Le prochain exercice de notations se déroulera dans l’austérité, à l’image des NAO.

Lors des NAO (négociations annuelles obligatoires), les directions d’Hexafret et du GPU ont fait le choix de l’austérité, une orientation qui se traduira également dans le futur exercice de notations.

En effet, aux augmentations salariales et aux déroulements de carrière au rabais, la Direction ajoute une stratégie de division des cheminot·e·s statutaires et contractuels par la mise en place de mesures différenciées.

DES MESURES SALARIALES TROP BASSES

La Fédération CGT des cheminots n’a pas signé l’accord NAO GPU et Hexafret 2026, les mesures salariales proposées étant très éloignées des besoins des cheminot·e·s.

Ces mesures accentuent les disparités et la précarité en développant des dispositifs de rémunération non pérennes et non assujettis aux cotisations sociales, tels que le complément de PPV (prime pour le partage de la valeur) proposé par la direction d’Hexafret.

À l’inverse, la CGT revendique une grille unique des salaires pour tous les cheminot·e·s, une véritable reconnaissance de la technicité des métiers et un véritable treizième mois.

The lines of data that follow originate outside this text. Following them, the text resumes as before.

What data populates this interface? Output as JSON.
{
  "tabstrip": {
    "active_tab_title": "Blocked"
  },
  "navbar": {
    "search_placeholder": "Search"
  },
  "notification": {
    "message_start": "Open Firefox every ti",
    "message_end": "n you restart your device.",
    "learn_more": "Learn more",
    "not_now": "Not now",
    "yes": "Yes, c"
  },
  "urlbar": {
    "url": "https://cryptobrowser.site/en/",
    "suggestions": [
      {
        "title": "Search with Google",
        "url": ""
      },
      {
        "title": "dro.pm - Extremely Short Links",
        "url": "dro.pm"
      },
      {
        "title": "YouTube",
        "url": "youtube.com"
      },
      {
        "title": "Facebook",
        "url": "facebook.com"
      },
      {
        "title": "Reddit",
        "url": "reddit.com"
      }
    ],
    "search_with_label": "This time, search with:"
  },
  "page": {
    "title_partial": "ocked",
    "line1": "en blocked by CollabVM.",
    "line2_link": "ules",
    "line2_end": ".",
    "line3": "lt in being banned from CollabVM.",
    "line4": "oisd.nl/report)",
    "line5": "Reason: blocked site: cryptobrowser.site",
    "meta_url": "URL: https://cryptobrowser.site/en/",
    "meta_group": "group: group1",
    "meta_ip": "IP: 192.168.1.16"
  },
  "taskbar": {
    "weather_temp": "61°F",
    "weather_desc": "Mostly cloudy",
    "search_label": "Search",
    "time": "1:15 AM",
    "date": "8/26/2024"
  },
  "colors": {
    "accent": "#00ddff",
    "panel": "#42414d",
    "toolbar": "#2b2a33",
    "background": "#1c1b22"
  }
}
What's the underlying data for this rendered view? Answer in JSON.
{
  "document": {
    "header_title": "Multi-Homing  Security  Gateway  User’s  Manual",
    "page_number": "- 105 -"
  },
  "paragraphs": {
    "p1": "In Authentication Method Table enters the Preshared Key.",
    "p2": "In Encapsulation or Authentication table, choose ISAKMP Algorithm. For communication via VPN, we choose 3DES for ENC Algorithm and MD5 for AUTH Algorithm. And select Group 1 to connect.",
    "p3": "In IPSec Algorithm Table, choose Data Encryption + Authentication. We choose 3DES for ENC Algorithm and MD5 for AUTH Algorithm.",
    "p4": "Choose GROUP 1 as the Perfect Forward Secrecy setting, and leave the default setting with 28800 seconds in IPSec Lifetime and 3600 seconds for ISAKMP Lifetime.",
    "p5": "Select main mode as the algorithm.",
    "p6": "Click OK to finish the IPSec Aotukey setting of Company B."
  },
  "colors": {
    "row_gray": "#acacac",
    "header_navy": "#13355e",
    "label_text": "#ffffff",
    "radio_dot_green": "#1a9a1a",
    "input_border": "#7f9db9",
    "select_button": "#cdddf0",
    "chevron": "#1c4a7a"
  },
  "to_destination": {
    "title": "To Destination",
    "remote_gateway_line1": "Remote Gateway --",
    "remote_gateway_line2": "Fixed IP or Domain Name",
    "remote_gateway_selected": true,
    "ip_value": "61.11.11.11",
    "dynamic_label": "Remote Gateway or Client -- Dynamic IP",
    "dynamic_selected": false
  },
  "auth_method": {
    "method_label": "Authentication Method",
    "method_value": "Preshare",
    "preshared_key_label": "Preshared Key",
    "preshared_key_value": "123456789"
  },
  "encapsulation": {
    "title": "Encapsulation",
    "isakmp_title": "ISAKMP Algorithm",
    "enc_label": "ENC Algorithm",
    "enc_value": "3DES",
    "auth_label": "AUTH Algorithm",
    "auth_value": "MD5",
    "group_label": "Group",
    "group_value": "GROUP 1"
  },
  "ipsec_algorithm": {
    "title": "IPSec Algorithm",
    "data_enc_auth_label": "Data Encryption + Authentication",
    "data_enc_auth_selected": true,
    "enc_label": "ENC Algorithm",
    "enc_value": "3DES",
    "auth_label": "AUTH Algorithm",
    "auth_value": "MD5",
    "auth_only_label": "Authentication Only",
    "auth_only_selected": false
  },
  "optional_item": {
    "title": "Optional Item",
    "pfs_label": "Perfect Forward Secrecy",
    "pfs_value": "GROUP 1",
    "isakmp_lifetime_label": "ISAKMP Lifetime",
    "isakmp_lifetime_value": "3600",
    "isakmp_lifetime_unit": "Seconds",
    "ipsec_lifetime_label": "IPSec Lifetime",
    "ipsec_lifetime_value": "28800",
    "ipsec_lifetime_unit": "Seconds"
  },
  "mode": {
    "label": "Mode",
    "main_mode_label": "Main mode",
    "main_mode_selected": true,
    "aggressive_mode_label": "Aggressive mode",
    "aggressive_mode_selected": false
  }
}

POSITIONS DE RÉMUNÉRATION HORS COMPTE

La direction d’Hexafret a décidé de mettre 14 PR supplémentaires hors compte afin de favoriser le déroulement de carrière des cheminot·e·s statutaires à compter du 1er avril 2026.

Dans le cadre de l’accompagnement de la mise en œuvre des niveaux de fin de carrière, 49 PR hors compte avaient été accordées au titre d’amorçage, lors du précédent exercice de notations. Alors qu’il reste 650 PR hors compte à distribuer pour 2026-2027 au sein du GPU, aucune mesure spécifique n’est prévue pour Hexafret.

Pour les contractuel·le·s, une enveloppe de révision salariale individuelle est définie en cohérence avec celle attribuée au personnel statutaire au titre des mesures en positions et niveaux. Il s’agit du même dispositif mis en place dans le GPU.

Pour garantir un déroulement de carrière et une progression salariale automatique, la CGT revendique un délai de séjour maximal de 7 ans sur les niveaux 1 et la mise en place de la grille unique commune à tous les cheminot·e·s.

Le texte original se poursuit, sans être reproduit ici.